К основанию каждой статуэтки были прикреплены небольшие прямоугольники белой бумаги. Неровным мальчишеским почерком на одной было написано «Наутилус», а на второй: «Мать и дитя». «Наутилус» был вырезан из тускло-розового мрамора, раковина выходила из камня плавной, гладкой спиралью, не имевшей ни начала, ни конца. Для матери с ребенком был выбран белый мрамор, две головы склонились друг к другу, чуть обозначена линия плеча, призрачная рука, обнимающая, защищающая. Все это казалось метафорой, намеком на реальность, шепотом, а не криком.

Невозможно поверить, чтобы создатель обнаженных красоток внезапно совершил такой скачок в своем творчестве. Наклонившись, Линли потрогал холодный изгиб раковины и в самом низу заметил две вырезанные в камне буквы: М. У. Оглянувшись на обнаженные фигуры, Линли обнаружил на них инициалы К. У. Отец и сын. Но сколь несхожи их вкусы.

– Это работа Мэттью. То есть не те, голые, – другие.

Линли обернулся. С порога кухни за ним наблюдала Пэтси Уотли, а за ее спиной слышался пронзительный, захлебывающийся свист чайника и звуки, свидетельствовавшие, что сержант Хейверс добросовестно занялась приготовлением чая.

– Красивые, – отозвался он.

Пэтси торопливо зашлепала тапочками по тонкому ковру, подошла вплотную к полке. Стоя рядом с ней, Линли ощутил въедливый запах немытого тела и с безрассудным гневом подумал: что он за человек Кевин Уотли, как мог он в первый же день оставить жену наедине с горем?
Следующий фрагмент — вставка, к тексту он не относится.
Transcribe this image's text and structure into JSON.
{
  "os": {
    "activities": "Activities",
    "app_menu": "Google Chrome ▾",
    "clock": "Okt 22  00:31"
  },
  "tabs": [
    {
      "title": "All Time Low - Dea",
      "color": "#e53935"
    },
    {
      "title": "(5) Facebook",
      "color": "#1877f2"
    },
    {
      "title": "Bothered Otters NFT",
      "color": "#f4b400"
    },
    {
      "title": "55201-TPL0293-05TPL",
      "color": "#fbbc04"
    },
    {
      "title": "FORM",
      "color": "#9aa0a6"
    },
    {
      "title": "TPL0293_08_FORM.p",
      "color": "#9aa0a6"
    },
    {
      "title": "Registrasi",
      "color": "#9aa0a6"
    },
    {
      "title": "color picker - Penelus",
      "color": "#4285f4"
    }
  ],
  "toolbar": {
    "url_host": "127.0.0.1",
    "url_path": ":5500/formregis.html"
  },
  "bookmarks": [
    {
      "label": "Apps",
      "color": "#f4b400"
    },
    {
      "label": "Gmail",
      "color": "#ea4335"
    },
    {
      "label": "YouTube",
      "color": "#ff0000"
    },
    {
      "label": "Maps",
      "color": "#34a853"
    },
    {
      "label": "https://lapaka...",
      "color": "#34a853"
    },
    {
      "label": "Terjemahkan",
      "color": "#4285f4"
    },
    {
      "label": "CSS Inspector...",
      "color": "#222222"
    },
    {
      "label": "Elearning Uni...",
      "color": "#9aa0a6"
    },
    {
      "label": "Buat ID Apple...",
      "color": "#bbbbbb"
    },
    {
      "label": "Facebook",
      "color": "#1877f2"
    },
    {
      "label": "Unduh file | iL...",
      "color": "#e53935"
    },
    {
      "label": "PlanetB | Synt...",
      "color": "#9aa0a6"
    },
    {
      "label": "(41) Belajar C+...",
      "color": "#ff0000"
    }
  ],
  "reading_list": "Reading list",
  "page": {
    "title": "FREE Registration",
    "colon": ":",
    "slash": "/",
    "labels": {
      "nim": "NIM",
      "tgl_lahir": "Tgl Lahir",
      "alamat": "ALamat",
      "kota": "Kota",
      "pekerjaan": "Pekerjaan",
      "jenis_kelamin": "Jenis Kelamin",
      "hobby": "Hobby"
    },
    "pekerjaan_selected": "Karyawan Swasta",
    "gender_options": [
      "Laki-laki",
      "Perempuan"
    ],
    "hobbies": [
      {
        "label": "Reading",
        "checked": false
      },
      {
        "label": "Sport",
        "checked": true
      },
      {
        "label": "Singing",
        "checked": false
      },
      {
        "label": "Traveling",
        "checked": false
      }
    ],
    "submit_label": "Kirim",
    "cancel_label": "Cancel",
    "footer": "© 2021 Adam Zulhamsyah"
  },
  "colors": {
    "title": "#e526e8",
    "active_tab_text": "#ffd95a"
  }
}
– Не закончены, – пробормотала она, с нежностью глядя на «Мать и дитя». – Кев принес их сюда прошлой ночью. Они лежали в саду, вместе с работами Кевина. Мэтт возился с ними прошлым летом. Не знаю, почему он не довел дело до конца. Это на него не похоже. Он всегда доводил любое дело до конца. Не мог успокоиться, пока всего не сделает. Таков уж он, Мэтти. До поздней ночи засиживался, когда чем-нибудь увлечется. Только обещал: еще минутку– и в постель. «Еще минутку, мама», – просил он. Но я слышала, он и после полуночи все что-то возился у себя в комнате. Не знаю, почему он не закончил свои статуэтки. Они такие красивые. Не такие правдоподобные, как у Кева, но очень миленькие.

Пока она произносила свой монолог, сержант Хейверс принесла из кухни пластмассовый поднос и поставила его на металлический кофейный столик возле дивана. На подносе рядом с чайником чашками и блюдцами стояла тарелка с обещанными имбирными бисквитами. Легко было догадаться, что они чересчур долго пролежали в духовке. С них ножом отскребли подгоревшие края, но бока все равно оставались чересчур темными.

Сержант Хейверс разлила чай, все трое сели и на несколько мгновений сосредоточили внимание на чае. В это время снаружи раздались громкие шаги, было слышно, как пешеход свернул в тоннель и остановился перед дверью. Ключ резко повернулся в замке, и вошел Кевин Уотли. При виде полиции он словно оцепенел.

Кевин перемазался с головы до ног. Редеющие волосы покрывала мелкая каменная пыль, она въелась в морщины на лице, на шее и на руках. От пота эта грязь отсырела, потекла, расплывшись неровными пятнами на коже. Голубые джинсы, хлопчатобумажная куртка, рабочие ботинки – все было в тех лее грязных разводах. Линли припомнил слова Смит-Эндрюса: Кевин Уотли зарабатывал себе на жизнь изготовлением надгробий. Неужели он и сегодня увлекся привычным делом?

Захлопнув за собой дверь, мужчина агрессивно произнес:

Ну? Что вы хотите нам сказать?

Он шагнул вперед, на свет, и теперь Линли увидел, что его лоб был недавно рассечен, а вместо пластыря рану покрывает слой свежей грязи.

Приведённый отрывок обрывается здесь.